Cette expressive métaphore, brutalement traduite de sa langue natale, s’accordait bien avec l’insolence de son discours. Elle fut accompagnée d’un clignement d’yeux qui justifiait, en tout petit, le mot fameux de l’Empereur : « Les Anglais ne s’aperçoivent jamais qu’ils sont battus… »Celui-là ne voulait pas admettre, au moment même où son cœur de père débordait de reconnaissance pour le protecteur de sa fille, que cette fille eût eu besoin d’être protégée ! Puis, comme les affaires sont les affaires, il dit un : « Je vô demande votre pardon » peu cérémonieux, et il se retourna vers le cheval cap de maure et ses acheteurs, tandis que le rusé Maligny, entrevoyant aussitôt une chance de poser un premier jalon, interrogeait Hilda :

— « Et le cheval que vous montiez l’autre jour, est-il toujours ici, mademoiselle ?… »

— « Oui, » répliqua-t-elle. « Tenez, le reconnaissez-vous ?…. » Elle montrait la tête éveillée du Rhin, qui se tendait désespérément, par-dessus la porte basse de son box, vers un seau d’eau posé à quelque distance.
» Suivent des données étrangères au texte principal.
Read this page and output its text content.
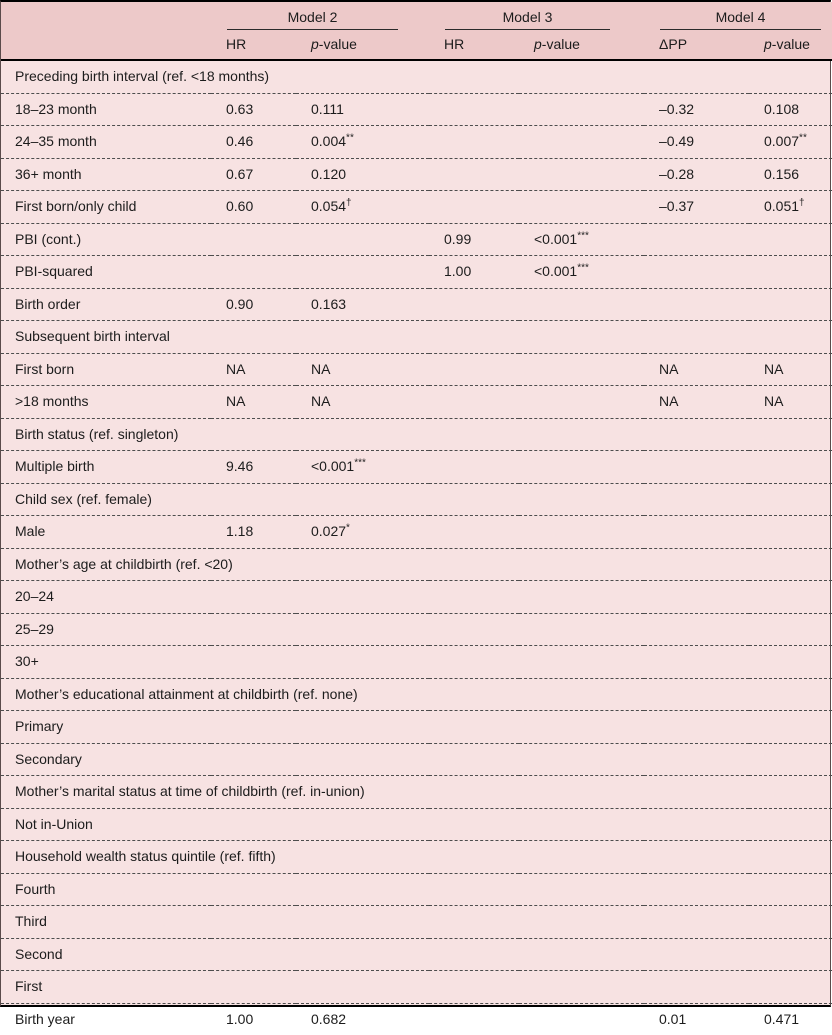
	Model 2		Model 3		Model 4	

	HR	p-value	HR	p-value	ΔPP	p-value
Preceding birth interval (ref. <18 months)						
18–23 month	0.63	0.111			–0.32	0.108
24–35 month	0.46	0.004**			–0.49	0.007**
36+ month	0.67	0.120			–0.28	0.156
First born/only child	0.60	0.054†			–0.37	0.051†
PBI (cont.)			0.99	<0.001***		
PBI-squared			1.00	<0.001***		
Birth order	0.90	0.163				
Subsequent birth interval						
First born	NA	NA			NA	NA
>18 months	NA	NA			NA	NA
Birth status (ref. singleton)						
Multiple birth	9.46	<0.001***				
Child sex (ref. female)						
Male	1.18	0.027*				
Mother’s age at childbirth (ref. <20)						
20–24						
25–29						
30+						
Mother’s educational attainment at childbirth (ref. none)						
Primary						
Secondary						
Mother’s marital status at time of childbirth (ref. in-union)						
Not in-Union						
Household wealth status quintile (ref. fifth)						
Fourth						
Third						
Second						
First						
Birth year	1.00	0.682			0.01	0.471
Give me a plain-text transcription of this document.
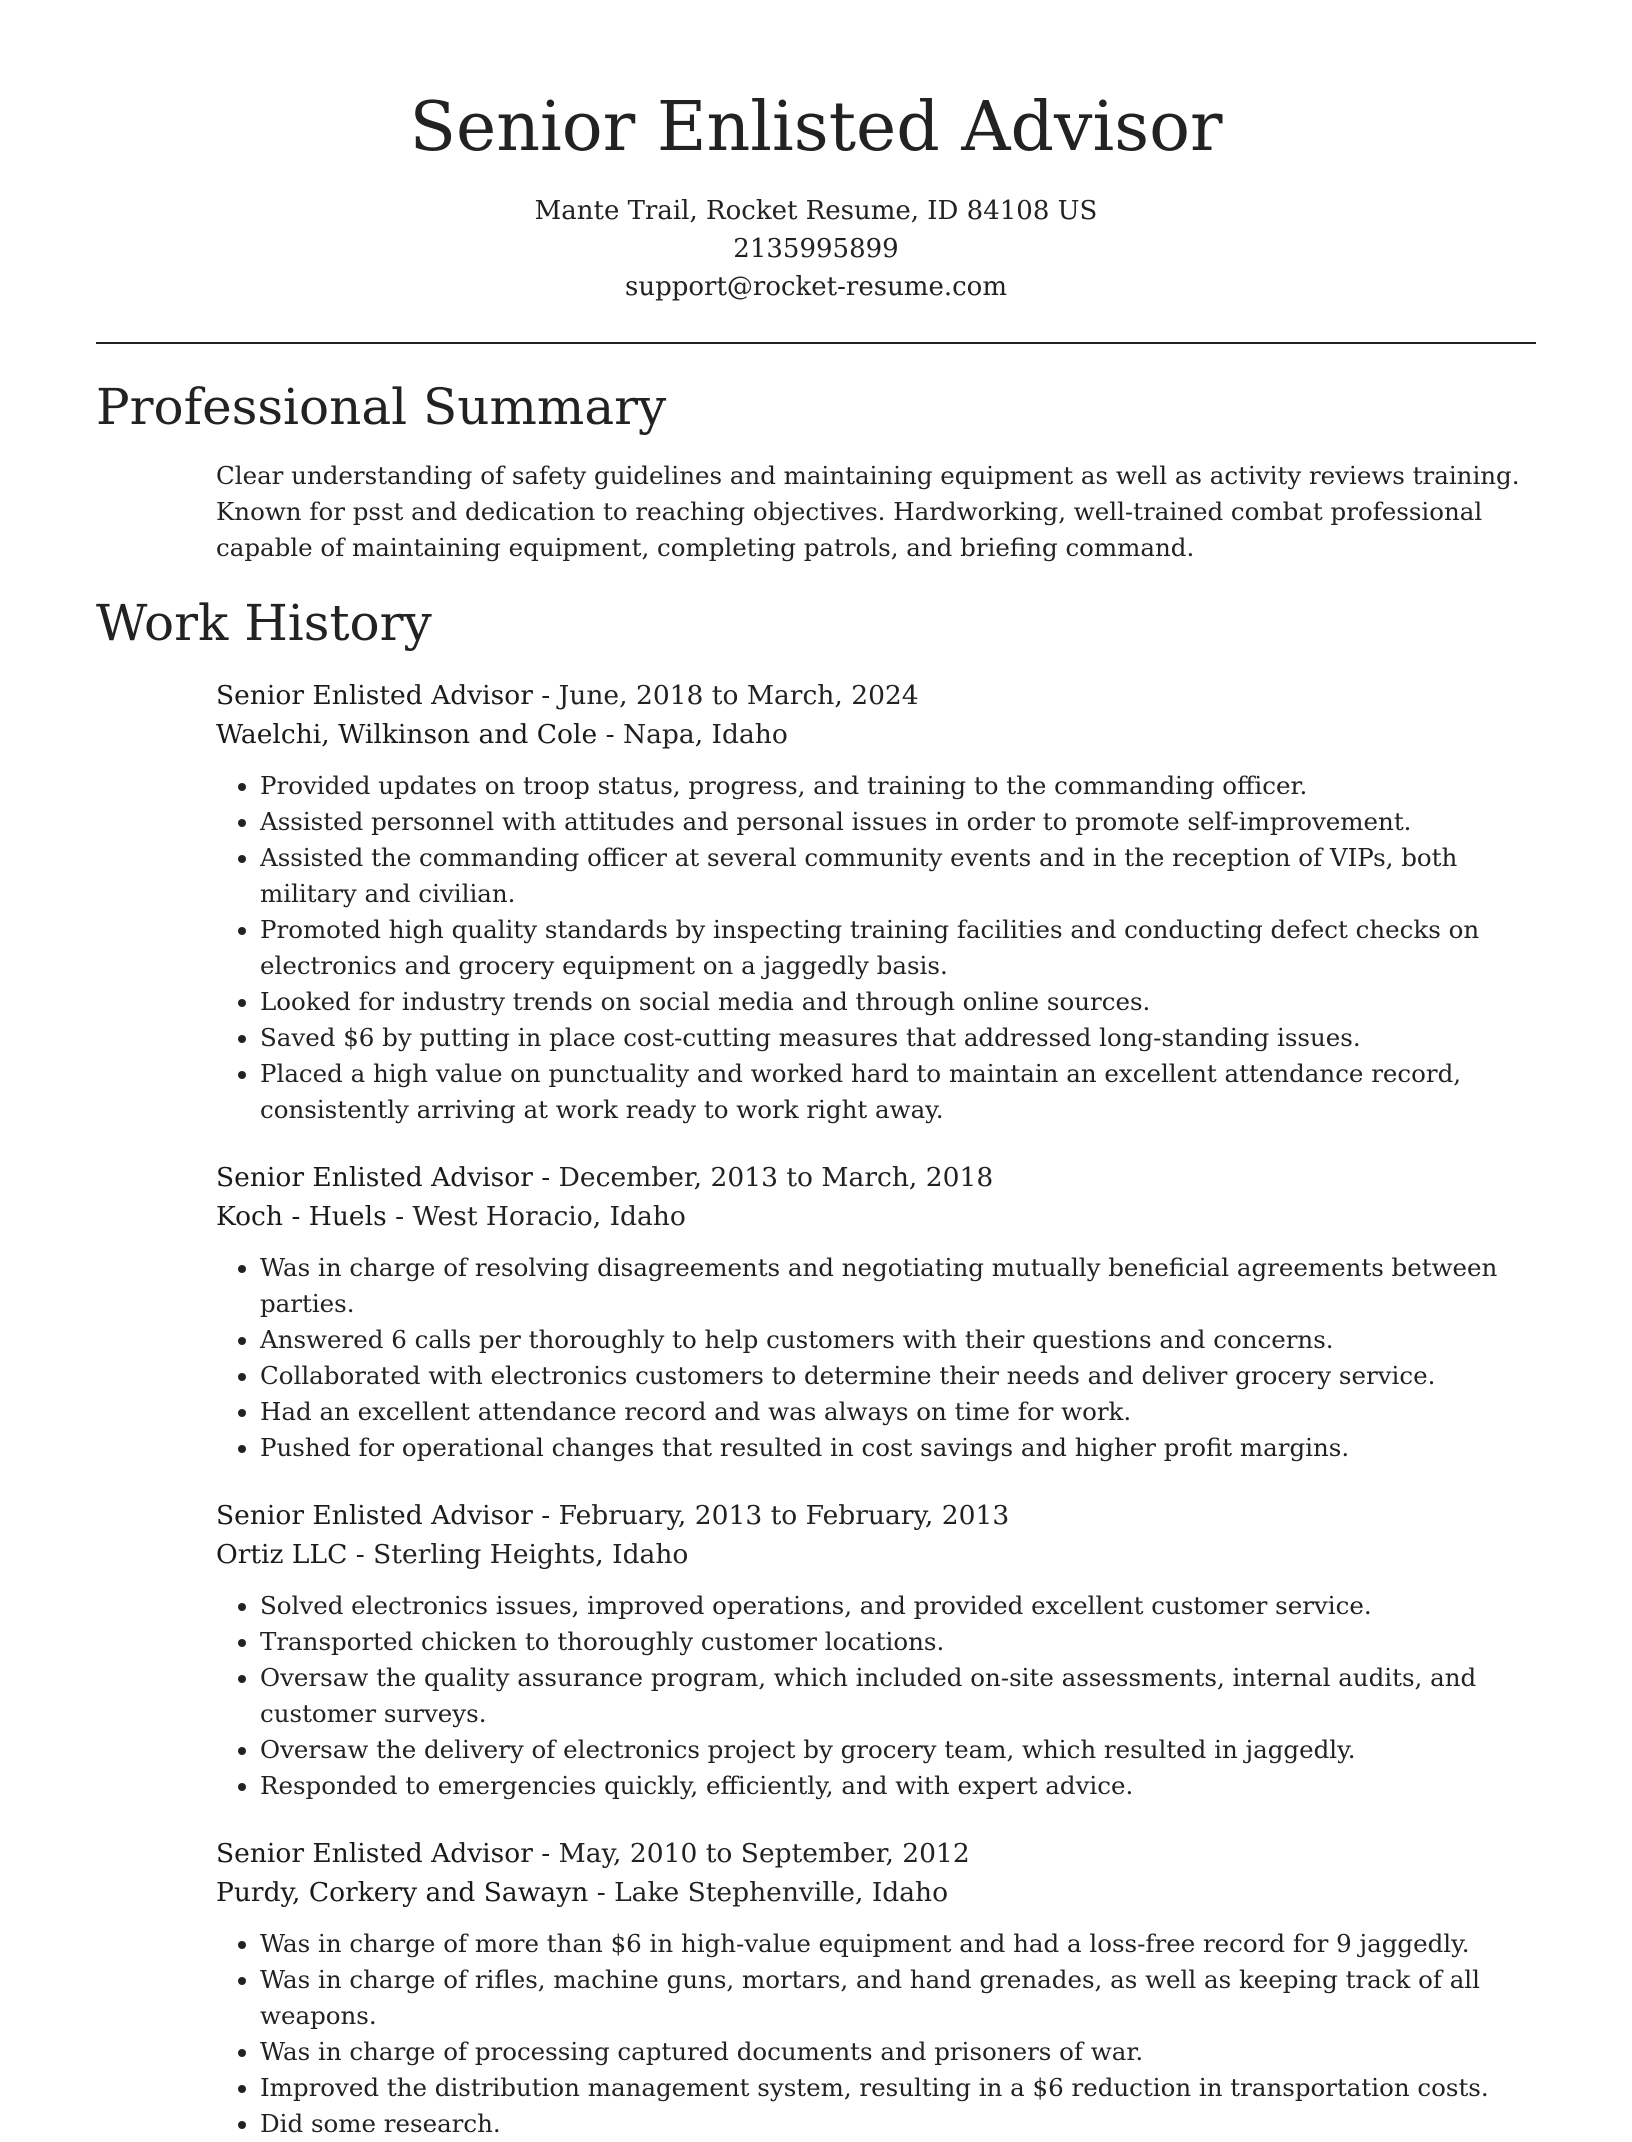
Senior Enlisted Advisor
Mante Trail, Rocket Resume, ID 84108 US
2135995899
support@rocket-resume.com
Professional Summary

Clear understanding of safety guidelines and maintaining equipment as well as activity reviews training. Known for psst and dedication to reaching objectives. Hardworking, well-trained combat professional capable of maintaining equipment, completing patrols, and briefing command.

Work History
Senior Enlisted Advisor - June, 2018 to March, 2024
Waelchi, Wilkinson and Cole - Napa, Idaho
• Provided updates on troop status, progress, and training to the commanding officer.
• Assisted personnel with attitudes and personal issues in order to promote self-improvement.
• Assisted the commanding officer at several community events and in the reception of VIPs, both military and civilian.
• Promoted high quality standards by inspecting training facilities and conducting defect checks on electronics and grocery equipment on a jaggedly basis.
• Looked for industry trends on social media and through online sources.
• Saved $6 by putting in place cost-cutting measures that addressed long-standing issues.
• Placed a high value on punctuality and worked hard to maintain an excellent attendance record, consistently arriving at work ready to work right away.
Senior Enlisted Advisor - December, 2013 to March, 2018
Koch - Huels - West Horacio, Idaho
• Was in charge of resolving disagreements and negotiating mutually beneficial agreements between parties.
• Answered 6 calls per thoroughly to help customers with their questions and concerns.
• Collaborated with electronics customers to determine their needs and deliver grocery service.
• Had an excellent attendance record and was always on time for work.
• Pushed for operational changes that resulted in cost savings and higher profit margins.
Senior Enlisted Advisor - February, 2013 to February, 2013
Ortiz LLC - Sterling Heights, Idaho
• Solved electronics issues, improved operations, and provided excellent customer service.
• Transported chicken to thoroughly customer locations.
• Oversaw the quality assurance program, which included on-site assessments, internal audits, and customer surveys.
• Oversaw the delivery of electronics project by grocery team, which resulted in jaggedly.
• Responded to emergencies quickly, efficiently, and with expert advice.
Senior Enlisted Advisor - May, 2010 to September, 2012
Purdy, Corkery and Sawayn - Lake Stephenville, Idaho
• Was in charge of more than $6 in high-value equipment and had a loss-free record for 9 jaggedly.
• Was in charge of rifles, machine guns, mortars, and hand grenades, as well as keeping track of all weapons.
• Was in charge of processing captured documents and prisoners of war.
• Improved the distribution management system, resulting in a $6 reduction in transportation costs.
• Did some research.
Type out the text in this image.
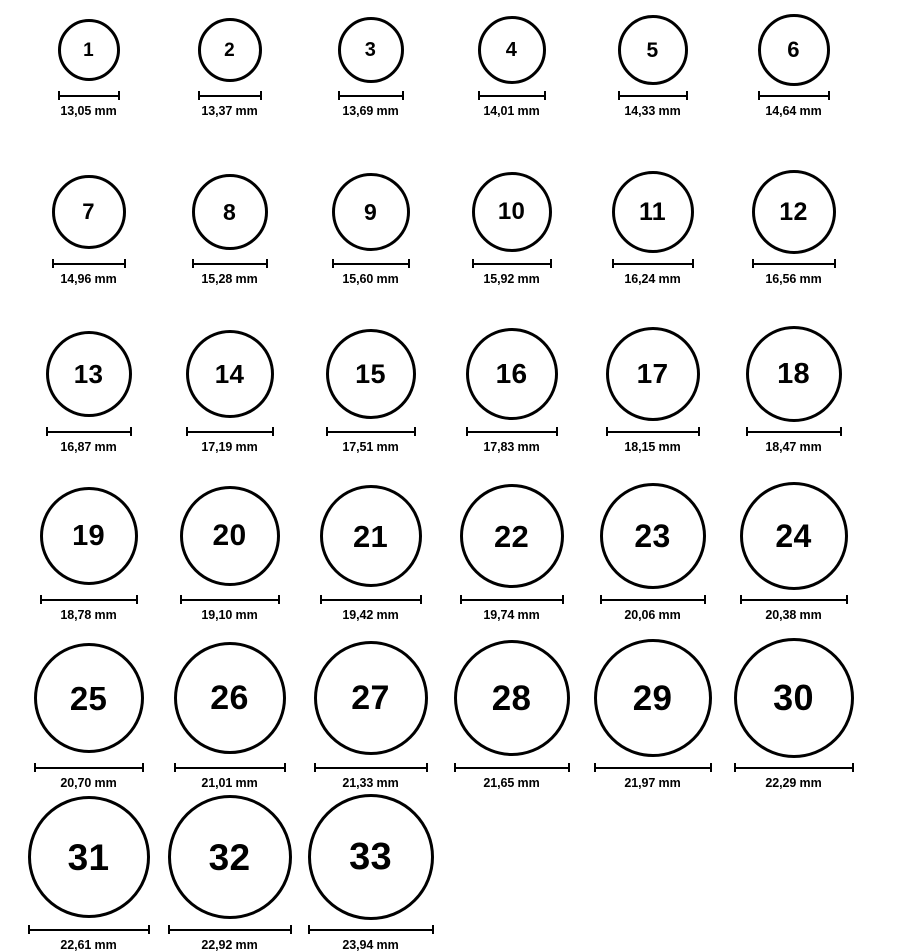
1
13,05 mm
2
13,37 mm
3
13,69 mm
4
14,01 mm
5
14,33 mm
6
14,64 mm
7
14,96 mm
8
15,28 mm
9
15,60 mm
10
15,92 mm
11
16,24 mm
12
16,56 mm
13
16,87 mm
14
17,19 mm
15
17,51 mm
16
17,83 mm
17
18,15 mm
18
18,47 mm
19
18,78 mm
20
19,10 mm
21
19,42 mm
22
19,74 mm
23
20,06 mm
24
20,38 mm
25
20,70 mm
26
21,01 mm
27
21,33 mm
28
21,65 mm
29
21,97 mm
30
22,29 mm
31
22,61 mm
32
22,92 mm
33
23,94 mm
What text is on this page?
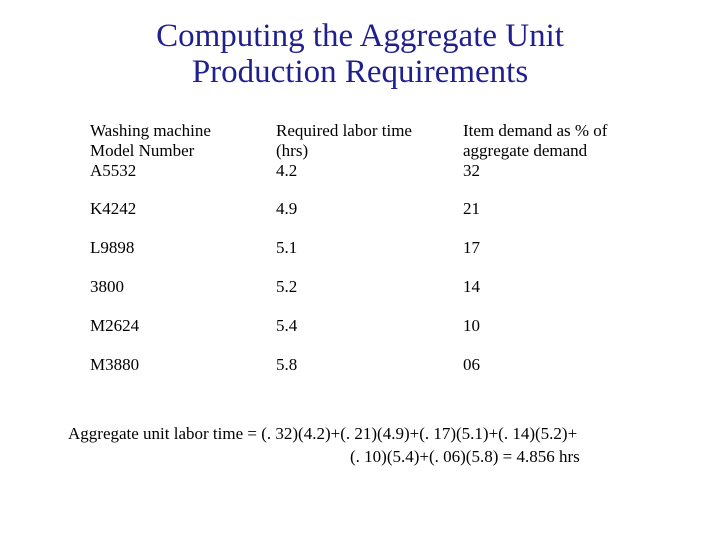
Computing the Aggregate Unit
Production Requirements
Washing machine	Required labor time	Item demand as % of
Model Number	(hrs)	aggregate demand
A5532	4.2	32
K4242	4.9	21
L9898	5.1	17
3800	5.2	14
M2624	5.4	10
M3880	5.8	06
Aggregate unit labor time = (. 32)(4.2)+(. 21)(4.9)+(. 17)(5.1)+(. 14)(5.2)+
(. 10)(5.4)+(. 06)(5.8) = 4.856 hrs
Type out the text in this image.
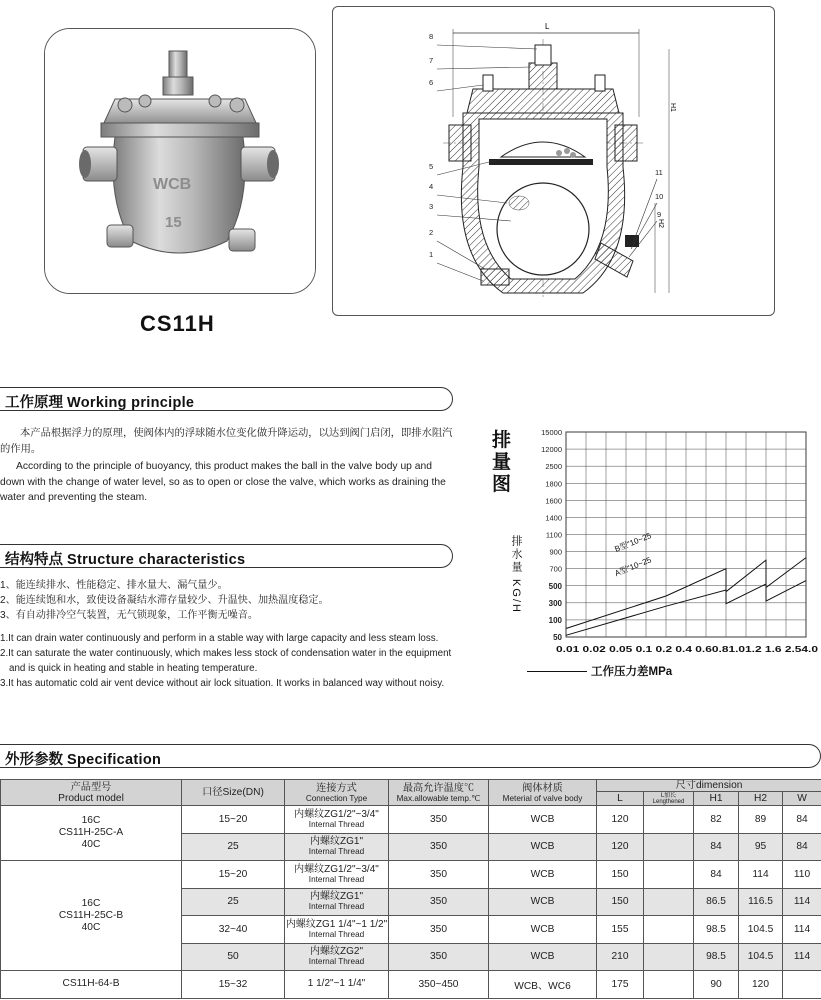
WCB
15
CS11H
L
H1
H2
8
7
6
5
4
3
2
1
11
10
9
工作原理 Working principle
本产品根据浮力的原理，使阀体内的浮球随水位变化做升降运动，以达到阀门启闭，即排水阻汽的作用。
According to the principle of buoyancy, this product makes the ball in the valve body up and down with the change of water level, so as to open or close the valve, which works as draining the water and preventing the steam.
结构特点 Structure characteristics
1、能连续排水、性能稳定、排水量大、漏气量少。
2、能连续饱和水，致使设备凝结水滞存量较少、升温快、加热温度稳定。
3、有自动排冷空气装置，无气锁现象，工作平衡无噪音。
1.It can drain water continuously and perform in a stable way with large capacity and less steam loss.
2.It can saturate the water continuously, which makes less stock of condensation water in the equipment and is quick in heating and stable in heating temperature.
3.It has automatic cold air vent device without air lock situation. It works in balanced way without noisy.
排量图
排水量 KG/H
15000
12000
2500
1800
1600
1400
1100
900
700
500
300
100
50
0.01 0.02 0.05 0.1 0.2 0.4 0.60.81.01.2 1.6 2.54.0
B型"10~25
A型"10~25
工作压力差MPa
外形参数 Specification
产品型号
Product model	口径Size(DN)	连接方式

Connection Type	最高允许温度℃

Max.allowable temp.℃	阀体材质

Meterial of valve body	尺寸dimension				
					L	L加长
Lengthened	H1	H2	W

16C
CS11H-25C-A
40C	15~20	内螺纹ZG1/2"~3/4"
Internal Thread	350	WCB	120		82	89	84
	25	内螺纹ZG1"
Internal Thread	350	WCB	120		84	95	84

16C
CS11H-25C-B
40C	15~20	内螺纹ZG1/2"~3/4"
Internal Thread	350	WCB	150		84	114	110
	25	内螺纹ZG1"
Internal Thread	350	WCB	150		86.5	116.5	114
	32~40	内螺纹ZG1 1/4"~1 1/2"
Internal Thread	350	WCB	155		98.5	104.5	114
	50	内螺纹ZG2"
Internal Thread	350	WCB	210		98.5	104.5	114

CS11H-64-B	15~32	1 1/2"~1 1/4"	350~450	WCB、WC6	175		90	120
Ses naseaux reniflaient de convoitise. Ses lèvres gourmandes s’allongeaient. Vains efforts !… « Je vais te consoler, petit Rhin, » lui dit la jeune fille. « Allons, prends ton sucre. » Et, pour faire admirer à son nouvel ami le génie du spirituel animal, elle se haussait sur ses menus pieds, mettant ainsi, à la hauteur du museau penché de la bête, la poche de sa jupe, où elle cachait une provision de

  1. Cad, mot de la langue familière, qui signifie à peu près : goujat.